Гости съезжались к десяти, — из города, соседние помещики — все, кто «почитал за долг», по старинному обычаю, — их принимали в гостиной. Тапер — сын священника — заиграл на рояли польку-мазурку, барышни пошли в зал танцовать, старик и два парнишки принесли воску, свечей, тазы с водой — гадали. Ввалилась компания ряженых, медведь показывал фокусы, гусляр-малоросс пел песни. Ряженые принесли с собою в комнаты запахи мороза, меха и нафталина. Кто-то кукарековал, плясали русскую. Было весело, по-помещичьи — бесшабашно, шумно. Пахло топленым воском, горелой бумагой, свечным чадом. Ксения Ипполитовна была очень весела, шутила, смеялась, протанцовала тур вальса с лицеистом, сыном предводителя.
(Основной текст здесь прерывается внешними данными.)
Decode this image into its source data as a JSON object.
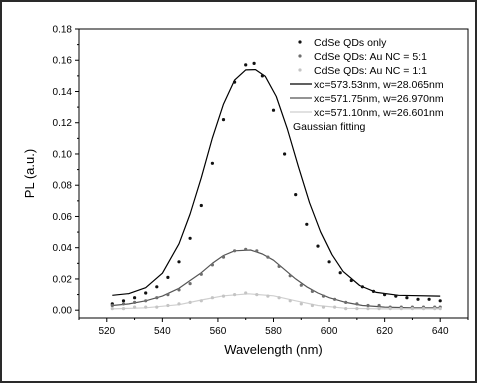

Рыжие свои волосы переплела она из кос в большую прическу, на шею повесила старинное колье из жемчугов. В диванной старики засели за зеленые столы, шел толк об уездных новостях.
В половине двенадцатого лакей отворил двери в столовую, объявил торжественно, что ужин готов. Ужинали, говорили тосты, пили, ели, гремели сервизами. Около себя Ксения Ипполитовна посадила Архипова, Полунина, предводителя и председателя. В полночь, когда ожидали боя часов, говорила тост Ксения Ипполитовна, встала с бокалом в руке, левую руку закинула за прическу, голову подняла высоко. Все тоже поднялись.
— Я женщина. Я пью за наше, за женское, за тихое, за интимное, за счастье, за чистоту, за материнство! — говорила громко, стояла неподвижно. — Пью за святое… — не кончила, села, склонила голову.
Кто-то крикнул «ура», кому-то показалось, что Ксения Ипполитовна плачет. Начали бить часы. Кричали «ура», чокались, пили.
Затем снова пили. Почетных гостей и запьяневших обносили «чарочкой», вставали, кланялись, пели «чарочку», басы гудели:
— Пей до дна, пей до дна!
Первую чарочку Ксения Ипполитовна поднесла Полунину, стояла перед ним с подносом, кланялась, не глядела на него, пела. Полунин встал, покраснел, смущенно развел руками, сказал:
— Я не пью вина, никогда.
Басы заглушили:
— Пей до дна! Пей до дна!
Полунин потемнел, поднял руку, останавливая, сказал твердо:
— Господа. Я не пью никогда, и не буду пить.